Ombudsman RI Rilis Kajian Tindak Pidana Perdagangan Orang

Ketua Ombudsman RI, Mokhammad Najih pada agenda diskusi publik, Jumat (21/11)/Foto : GPriority (Nindya Farhah Azzahrah) Ketua Ombudsman RI, Mokhammad Najih pada agenda diskusi publik, Jumat (21/11)/Foto : GPriority (Nindya Farhah Azzahrah)

Jakarta, GPriority.co.id – Ombudsman RI menggelar diskusi publik terkait pencegahan tindak pidana perdagangan orang (TPPO) pada Jumat (21/11).

Terpantau oleh GPriority di tempat, diskusi pencegahan TPPO ini turut mengundang kementerian dan lembaga terkait seperti Kementerian Luar Negeri (Kemlu RI), Kementerian Imigrasi dan Pemasyarakatan (Imipas), serta Kepolisian Republik Indonesia (Polri).

Dalam sambutannya, Ketua Ombudsman RI, Mokhammad Najih menyebut, kehadiran negara sangat penting bukan hanya untuk menindak pelaku kejahatan perdagangan orang, namun juga melakukan upaya-upaya preventif sebelum jatuhnya korban secara berulang.

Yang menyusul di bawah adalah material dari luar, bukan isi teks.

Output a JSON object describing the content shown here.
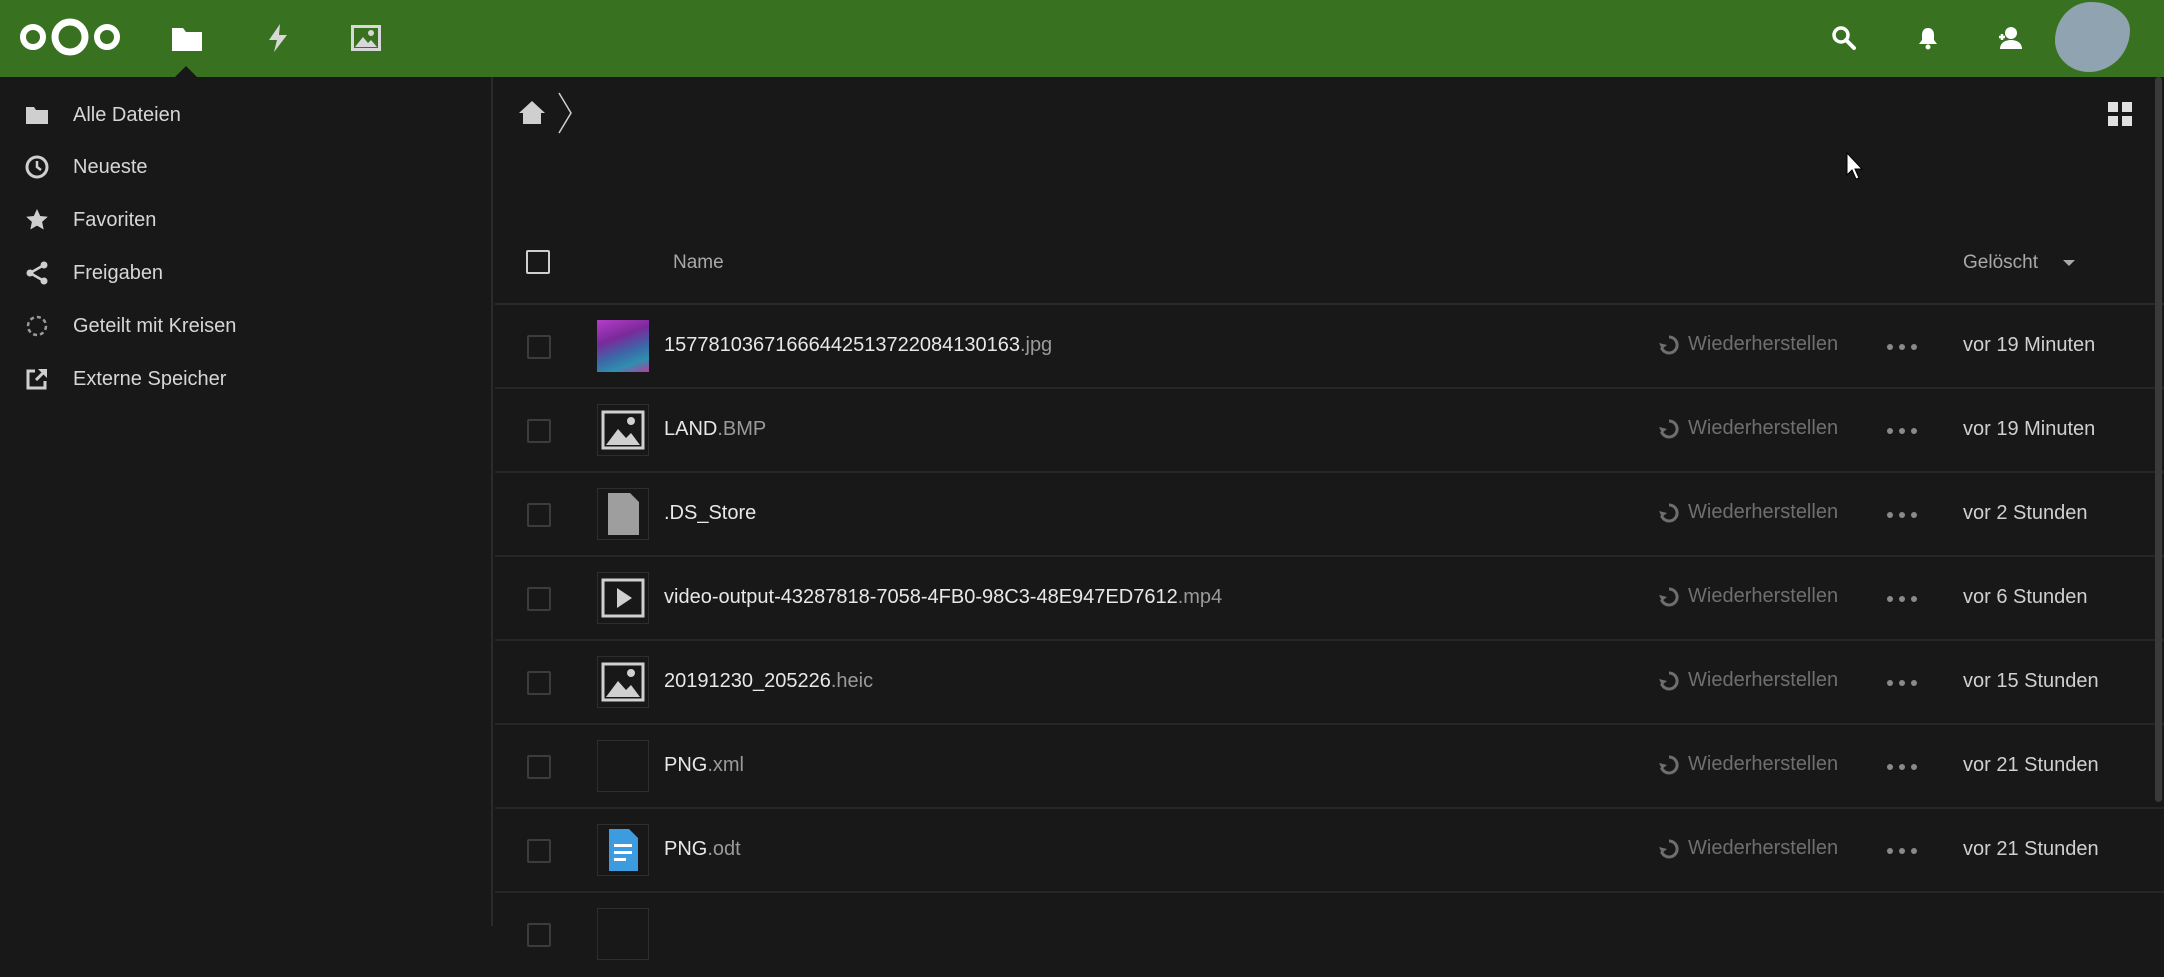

“Apalagi kita ketahui bersama bahwa tujuan dari perdagangan orang sangat beragam mulai dari eksploitasi secara seksual, kerja paksa, sampai pada tahap penjualan organ tubuh. Bukan hanya dipandang sebagai perbuatan biadab, namun juga perbuatan yang sangat melanggar hak asasi manusia,” sebut Najih.

Menurut data dari Direktorat Perlindungan Warga Negara Indonesia Kemlu RI, sepanjang 2019-2024, tercatat kurang lebih 2.567 warga negara Indonesia terindikasi menjadi korban TPPO. Pada bulan Maret 2025, 554 WNI berhasil dipulangkan dari Myanmar.

“Negara-negara seperti Kamboja dan Arab Saudi tercatat sebagai tujuan terbanyak dengan korban yang sebagian besar bekerja sebagai admin judi online, scammer, serta asisten rumah tangga. Fakta-fakta ini menunjukkan bahwa pencegahan dan penegakan hukum saja tidak cukup,” jelas Najih lebih lanjut.

Najih menekankan, kasus perdagangan orang bukan hanya menjadi urusan penegakan hukum, namun juga bisa terjadi karena diawali dengan adanya maladministrasi dalam pelayanan publik.

Berdasarkan informasi dari Balai Pelayanan Perlindungan Pekerja Mitra Indonesia Jawa Barat, dalam tiga taun terakhir, sejak 2022-2024, jumlah penempatan pekerja mitra Indonesia resmi yang berasal dari Jawa Barat mencapai 151.482 jiwa.

“Jumlah ini menempatkan Jawa Barat sebagai provinsi dengan penempatan terbanyak ketiga di Indonesia setelah Jawa Timur dan Jawa Tengah,” tutur Najih.

Kendati demikian, faktanya migrasi non-prosedural masih sangat tinggi di Jawa Barat. Najih mengatakan, banyak keluarga yang datang mengadu tetapi korban bukan bagian dari penempatan resmi. Hal ini, sebutnya, menunjukkan masih adanya kesenjangan informasi, kesenjangan akses, serta kesenjangan perlindungan yang masih harus dibenahi oleh pemerintah.